The researchers from Columbia University, the University of Colorado at Boulder and the University of Idaho identified 40 prolonged drought incidents they from the last 1,200 years. Only four are as severe as the megadrought we’re currently experiencing.
What sets the current event apart from those others is the role climate change appears to be playing. Before the current dry period, 1980 to 1998 marked the wettest period in the 1,200-year span. That swift “wet-to-dry transition was hastened by the background drying forced from anthropogenic warming,” the technical term for manmade climate change, the authors wrote.
What’s more, the factors they believe fostered earlier megadroughts were probably not present in the last 20 years.

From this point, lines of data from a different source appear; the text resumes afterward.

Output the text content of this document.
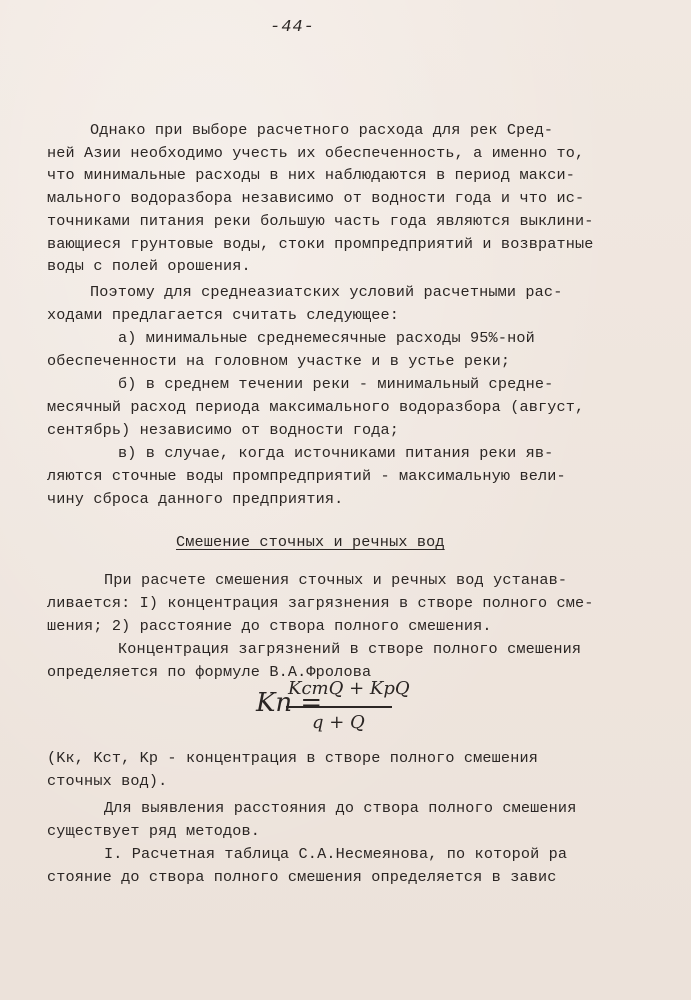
-44-
Однако при выборе расчетного расхода для рек Сред-
ней Азии необходимо учесть их обеспеченность, а именно то,
что минимальные расходы в них наблюдаются в период макси-
мального водоразбора независимо от водности года и что ис-
точниками питания реки большую часть года являются выклини-
вающиеся грунтовые воды, стоки промпредприятий и возвратные
воды с полей орошения.
Поэтому для среднеазиатских условий расчетными рас-
ходами предлагается считать следующее:
а) минимальные среднемесячные расходы 95%-ной
обеспеченности на головном участке и в устье реки;
б) в среднем течении реки - минимальный средне-
месячный расход периода максимального водоразбора (август,
сентябрь) независимо от водности года;
в) в случае, когда источниками питания реки яв-
ляются сточные воды промпредприятий - максимальную вели-
чину сброса данного предприятия.
Смешение сточных и речных вод
При расчете смешения сточных и речных вод устанав-
ливается: I) концентрация загрязнения в створе полного сме-
шения; 2) расстояние до створа полного смешения.
Концентрация загрязнений в створе полного смешения
определяется по формуле В.А.Фролова
(Kк, Kст, Kр - концентрация в створе полного смешения
сточных вод).
Для выявления расстояния до створа полного смешения
существует ряд методов.
I. Расчетная таблица С.А.Несмеянова, по которой ра
стояние до створа полного смешения определяется в завис
Kп =
KстQ + KрQ
q + Q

“The atmosphere and ocean anomalies that drove past megadroughts very likely dwarfed those that occurred during 2000–2018,” the study noted. Natural climate fluctuation over the last 20 years might have caused a “moderately severe soil-moisture drought” under other circumstances, they found, but human activity appears to have put the region onto a much worse trajectory.
The effects of anthropogenic warming “are likely still in their infancy,” the study concluded. “The magnitude of future droughts in North America and elsewhere will depend greatly on future rates of anthropogenic greenhouse gas emissions globally. The effects of future droughts on humans will be further dependent on sustainable resource use because buffering mechanisms such as ground water and reservoir storage are at risk of being depleted during dry times.”
While Southern California and other parts of the southwest experienced record-breaking rains this past week, the U.S. Drought Monitor still has much of the state marked as being in a state of drought, with a pronounced “severe drought” plaguing the northwest corner of California.
Across the west, there are also regions designated as being in “severe drought” in Oregon, Washington, Idaho, Utah, Colorado, Arizona and New Mexico.